There's another new product, second-screen planning.

"Not so long ago everyone thought TV was dead because people were switching to laptops or phones. Now we see that people are doing both at the same time; so we track the noise, the social chatter. In the ad breaks, for example people go on their mobiles – use Twitter or whatever – so we can measure the noise levels of audiences too." Getting into the ad industry came about by a fluke.

After university, she applied for a job advertised in The Independent for a media auditor with CIA. "I got through the first interview and then they asked me to give a presentation on the pros and cons of Sky TV. I didn't get that job but they suggested I talk to someone in media planning. I think it's because I was so gobby."

She never looked back. But her first few years climbing the ladder shocked her: "In an agency of about 250 people I was in a minority; black, and working class. Everyone was related to someone or other; cousins, or sons or friends of friends. It was the same in the industry. But it didn't make sense, particularly in advertising where you need to have people of different socio-economic backgrounds and diversity to sell to others."

The experience made her determined to change the outlook. On becoming chief executive a few years ago she launched the first government-backed apprenticeship scheme for the creative industry offering an NVQ in marketing and communications.

"The scheme is now spreading – Channel 4 recently started one. We have 10 apprentices a year at MediaCom and hopefully we can extend this to 15 soon.

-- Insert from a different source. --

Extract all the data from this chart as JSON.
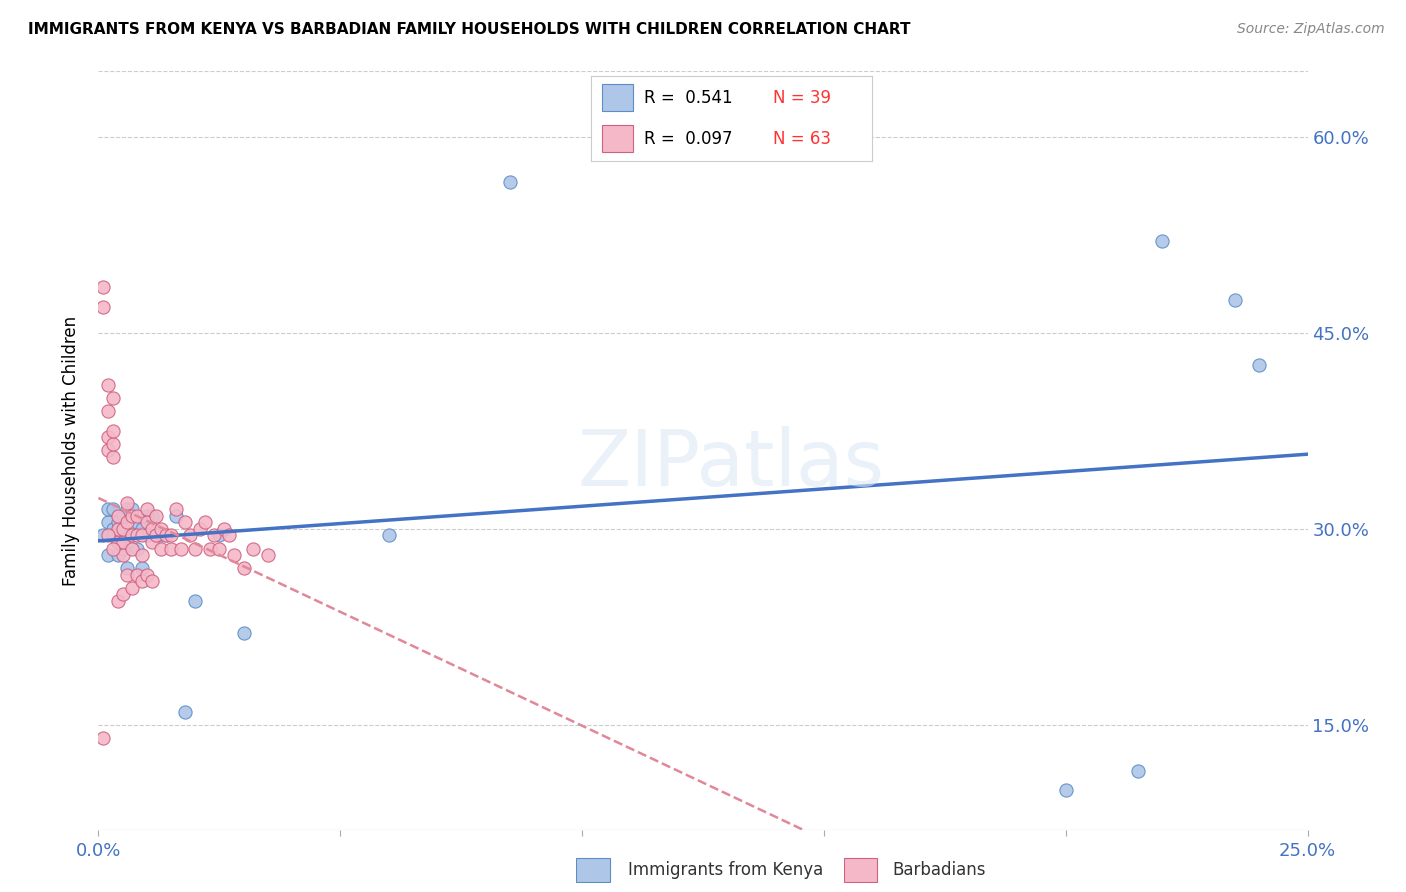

With university fees so high, industry needs to be doing all it can to promote apprenticeships and to get talent. "

There's another lesson she learnt from her father: celebrate your differences.

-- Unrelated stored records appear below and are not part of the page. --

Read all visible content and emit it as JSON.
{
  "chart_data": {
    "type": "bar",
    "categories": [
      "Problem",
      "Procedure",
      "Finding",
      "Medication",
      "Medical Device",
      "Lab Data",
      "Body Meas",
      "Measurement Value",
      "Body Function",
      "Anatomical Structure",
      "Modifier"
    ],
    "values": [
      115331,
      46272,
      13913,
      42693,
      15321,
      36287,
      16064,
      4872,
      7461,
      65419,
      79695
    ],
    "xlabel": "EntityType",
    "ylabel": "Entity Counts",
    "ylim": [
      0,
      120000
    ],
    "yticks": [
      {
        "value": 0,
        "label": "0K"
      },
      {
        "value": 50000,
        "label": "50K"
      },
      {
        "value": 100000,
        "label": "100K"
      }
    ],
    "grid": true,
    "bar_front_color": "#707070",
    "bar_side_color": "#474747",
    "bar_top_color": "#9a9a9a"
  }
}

"He always said don't try to be someone else; always be yourself. It's what I tell the apprentices all the time. Many worry they don't fit, that they are from the wrong social background and don't have degrees. I tell them it's not important – there are many people in the industry who don't have degrees.

"Neither colour nor background is a barrier. When people ask me for career advice I say do the job you are doing well, keep learning, and the rest will follow. "

Day in the life

Wakes up at 5.45am and checks her emails while her four-year-old son, Isaac, is still sleeping. She then works out in the gym in her converted garage before taking her son to school. If she doesn't have a client breakfast meeting close to her London home she takes the train to Waterloo and walks to her office near the British Museum. Meetings fill the mornings followed sometimes by a client lunch. Then there will be more meetings, preparing for presentations or pitches, and then home by 6.30pm to take over from the male nanny. She tries to limit dinners with clients, such as the Metropolitan Police, to twice a week. Weekends are spent in the Cotswolds with her son riding and holidays at her home in Barbados.

Veuve Clicquot Award: Other finalists

Harriet Green

CEO, Thomas Cook

Took over at a troubled time for Thomas Cook Group and within a year put together a plan which has revived the travel company's fortunes. This has strengthened its balance sheet via a £1.6bn capital refinancing plan. Today, it is one of the world's leading leisure-travel organisations with sales of over £9bn and more than 20 million customers in the year ended 30 September.

Jane Shepherdson

CEO, Whistles

After a period as brand director at Topshop where she was acknowledged to have created "fast fashion", Ms Shepherdson moved to Whistles in 2008. Since then she has led on the retailer's international expansion as well as showing at London Fashion Week in 2014 for the first time and introduced a men's line. She is also a non-executive director of Oxfam and People Tree.